ВЭЛИН держит чек перед лицом КОУЛМЭНА.
Коулмэн: Я вижу.
Вэлин: Ты видишь?
Коулмэн: Да я вижу, и убери его от моего лица.
Вэлин (держа чек ближе): Теперь ты видишь сколько?
Коулмэн: Теперь я вижу.
Вэлин: Ну, вот и хорошо. Может, ты хочешь поближе посмотреть?

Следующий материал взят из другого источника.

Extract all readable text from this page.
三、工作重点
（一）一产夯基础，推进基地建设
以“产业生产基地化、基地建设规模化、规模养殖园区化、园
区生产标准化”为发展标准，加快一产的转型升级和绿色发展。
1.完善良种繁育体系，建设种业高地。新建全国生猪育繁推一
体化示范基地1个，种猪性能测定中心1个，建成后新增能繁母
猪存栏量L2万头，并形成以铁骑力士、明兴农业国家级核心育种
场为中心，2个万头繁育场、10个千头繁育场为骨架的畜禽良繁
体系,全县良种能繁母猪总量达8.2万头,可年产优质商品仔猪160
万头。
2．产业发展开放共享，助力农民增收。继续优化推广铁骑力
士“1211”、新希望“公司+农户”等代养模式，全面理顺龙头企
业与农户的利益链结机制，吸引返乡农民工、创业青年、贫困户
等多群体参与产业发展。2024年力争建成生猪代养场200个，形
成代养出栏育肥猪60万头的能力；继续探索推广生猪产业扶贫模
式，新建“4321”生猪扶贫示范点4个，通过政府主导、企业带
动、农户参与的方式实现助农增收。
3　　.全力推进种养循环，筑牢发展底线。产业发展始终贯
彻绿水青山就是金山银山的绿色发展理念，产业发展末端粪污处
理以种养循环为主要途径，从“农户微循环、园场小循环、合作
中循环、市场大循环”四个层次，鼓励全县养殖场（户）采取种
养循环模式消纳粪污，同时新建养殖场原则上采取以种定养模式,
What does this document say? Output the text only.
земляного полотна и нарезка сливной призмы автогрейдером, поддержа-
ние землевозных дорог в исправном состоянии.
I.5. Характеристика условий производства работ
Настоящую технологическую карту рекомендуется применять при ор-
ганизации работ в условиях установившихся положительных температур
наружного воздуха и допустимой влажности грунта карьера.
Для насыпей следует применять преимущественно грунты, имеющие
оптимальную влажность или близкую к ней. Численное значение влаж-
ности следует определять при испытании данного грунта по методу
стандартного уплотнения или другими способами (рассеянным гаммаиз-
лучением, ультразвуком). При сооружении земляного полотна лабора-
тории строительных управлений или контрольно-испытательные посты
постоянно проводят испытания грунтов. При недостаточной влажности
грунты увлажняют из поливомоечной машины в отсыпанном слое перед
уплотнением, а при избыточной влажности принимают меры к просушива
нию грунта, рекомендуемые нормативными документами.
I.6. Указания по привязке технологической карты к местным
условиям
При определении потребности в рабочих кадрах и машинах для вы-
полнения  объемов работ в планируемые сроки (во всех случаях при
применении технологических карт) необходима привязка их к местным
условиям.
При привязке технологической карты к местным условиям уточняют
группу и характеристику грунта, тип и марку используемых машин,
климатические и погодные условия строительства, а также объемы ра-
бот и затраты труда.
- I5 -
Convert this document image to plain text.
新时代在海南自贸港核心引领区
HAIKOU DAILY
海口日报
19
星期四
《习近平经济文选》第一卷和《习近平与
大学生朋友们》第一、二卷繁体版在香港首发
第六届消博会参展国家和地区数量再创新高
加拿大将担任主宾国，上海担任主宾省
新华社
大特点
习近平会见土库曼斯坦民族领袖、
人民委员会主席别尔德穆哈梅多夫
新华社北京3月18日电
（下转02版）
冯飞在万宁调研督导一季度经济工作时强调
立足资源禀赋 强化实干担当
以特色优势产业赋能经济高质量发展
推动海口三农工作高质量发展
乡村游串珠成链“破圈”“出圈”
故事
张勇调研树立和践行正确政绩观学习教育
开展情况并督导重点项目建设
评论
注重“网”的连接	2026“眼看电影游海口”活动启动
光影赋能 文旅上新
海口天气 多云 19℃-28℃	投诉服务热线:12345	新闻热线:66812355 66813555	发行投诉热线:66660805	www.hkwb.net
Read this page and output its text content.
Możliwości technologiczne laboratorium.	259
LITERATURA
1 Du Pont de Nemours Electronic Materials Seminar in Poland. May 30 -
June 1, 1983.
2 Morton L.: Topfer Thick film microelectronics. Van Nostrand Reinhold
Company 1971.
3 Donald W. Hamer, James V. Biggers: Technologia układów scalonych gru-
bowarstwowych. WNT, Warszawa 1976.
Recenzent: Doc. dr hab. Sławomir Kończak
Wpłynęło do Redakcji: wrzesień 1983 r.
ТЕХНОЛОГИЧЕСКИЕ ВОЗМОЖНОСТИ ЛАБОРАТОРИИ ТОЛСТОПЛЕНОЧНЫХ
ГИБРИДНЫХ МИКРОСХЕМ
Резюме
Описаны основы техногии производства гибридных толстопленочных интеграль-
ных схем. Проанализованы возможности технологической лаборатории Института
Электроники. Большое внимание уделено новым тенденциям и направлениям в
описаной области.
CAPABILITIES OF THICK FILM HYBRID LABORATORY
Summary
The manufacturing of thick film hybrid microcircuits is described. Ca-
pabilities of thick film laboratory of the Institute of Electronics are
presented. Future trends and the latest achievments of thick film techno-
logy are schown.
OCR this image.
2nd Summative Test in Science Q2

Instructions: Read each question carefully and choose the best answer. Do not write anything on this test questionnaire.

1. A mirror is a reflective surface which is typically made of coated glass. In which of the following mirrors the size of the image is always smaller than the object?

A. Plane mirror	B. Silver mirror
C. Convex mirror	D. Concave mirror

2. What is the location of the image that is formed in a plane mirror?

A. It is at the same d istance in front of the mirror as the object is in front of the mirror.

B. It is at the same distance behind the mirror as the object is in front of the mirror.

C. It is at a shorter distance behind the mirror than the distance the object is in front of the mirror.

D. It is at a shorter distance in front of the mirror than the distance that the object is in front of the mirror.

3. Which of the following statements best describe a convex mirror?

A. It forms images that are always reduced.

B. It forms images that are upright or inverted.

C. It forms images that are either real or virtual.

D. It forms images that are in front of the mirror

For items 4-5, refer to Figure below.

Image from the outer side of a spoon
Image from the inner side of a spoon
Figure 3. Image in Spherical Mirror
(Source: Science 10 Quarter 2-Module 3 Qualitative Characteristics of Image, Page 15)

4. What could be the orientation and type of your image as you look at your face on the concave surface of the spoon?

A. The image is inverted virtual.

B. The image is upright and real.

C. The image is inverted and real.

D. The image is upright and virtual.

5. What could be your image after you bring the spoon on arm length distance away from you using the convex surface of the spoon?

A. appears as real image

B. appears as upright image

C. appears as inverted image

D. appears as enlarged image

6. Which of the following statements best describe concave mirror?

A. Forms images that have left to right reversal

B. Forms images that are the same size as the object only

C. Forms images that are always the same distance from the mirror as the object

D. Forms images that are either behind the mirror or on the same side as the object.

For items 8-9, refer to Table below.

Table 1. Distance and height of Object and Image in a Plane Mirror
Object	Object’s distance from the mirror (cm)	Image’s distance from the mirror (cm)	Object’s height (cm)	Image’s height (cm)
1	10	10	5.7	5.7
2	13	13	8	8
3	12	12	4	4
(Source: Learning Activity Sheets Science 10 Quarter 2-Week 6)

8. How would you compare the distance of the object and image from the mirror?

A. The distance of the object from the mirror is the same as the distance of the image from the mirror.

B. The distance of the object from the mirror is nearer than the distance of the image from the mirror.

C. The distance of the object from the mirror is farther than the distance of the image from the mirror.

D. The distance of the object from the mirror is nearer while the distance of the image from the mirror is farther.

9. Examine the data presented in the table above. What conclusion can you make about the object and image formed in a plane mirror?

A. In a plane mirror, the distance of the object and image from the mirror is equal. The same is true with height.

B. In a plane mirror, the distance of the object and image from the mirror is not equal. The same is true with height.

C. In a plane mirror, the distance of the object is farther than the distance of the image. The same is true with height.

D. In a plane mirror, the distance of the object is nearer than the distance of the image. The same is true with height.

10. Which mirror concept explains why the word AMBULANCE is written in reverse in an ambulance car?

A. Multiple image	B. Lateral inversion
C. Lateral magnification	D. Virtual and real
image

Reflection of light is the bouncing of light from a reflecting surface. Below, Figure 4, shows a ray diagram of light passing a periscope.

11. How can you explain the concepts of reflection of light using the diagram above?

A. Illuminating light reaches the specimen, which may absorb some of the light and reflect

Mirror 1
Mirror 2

Коулмэн: Не суй мне этот чек в лицо.
Вэлин: Может тебе плохо видно…
ВЭЛИН трёт чеком КОУЛМАНА по лицу. КОУЛМЭН вскакивает и хватает ВЭЛИНА за шею. ВЭЛИН хватает его таким же образом. ГЁЛИН смеётся над их борьбой. УЭЛШ бросается нетвёрдым пьяным шагом через комнату и разнимает их.
Уэлш: Прекратите сейчас же! Вы что с ума посходили?
Пока УЭЛШ разнимает братьев ему случайно достается пинок. Он морщится от боли.
Коулмэн: Извините, Отец. Я метил в эту сволочь.
Уэлш: Ну и боль! Прямо в голень, чёрт бы вас побрал.
Гёлин: Теперь вы знаете, какого этим девчонкам из команды Святого Ангела.
Уэлш: Да что с вами, в самом деле?
Вэлин: Он первый начал.
Уэлш: Два брата дерутся друг с другом в день, когда был похоронен их отец! Такого я никогда ещё не слышал.
Гёлин: Это всё потому, что вы такой плохой священник для них, Отец.
УЭЛШ пристально смотрит на неё. Она смотрит в сторону, улыбаясь.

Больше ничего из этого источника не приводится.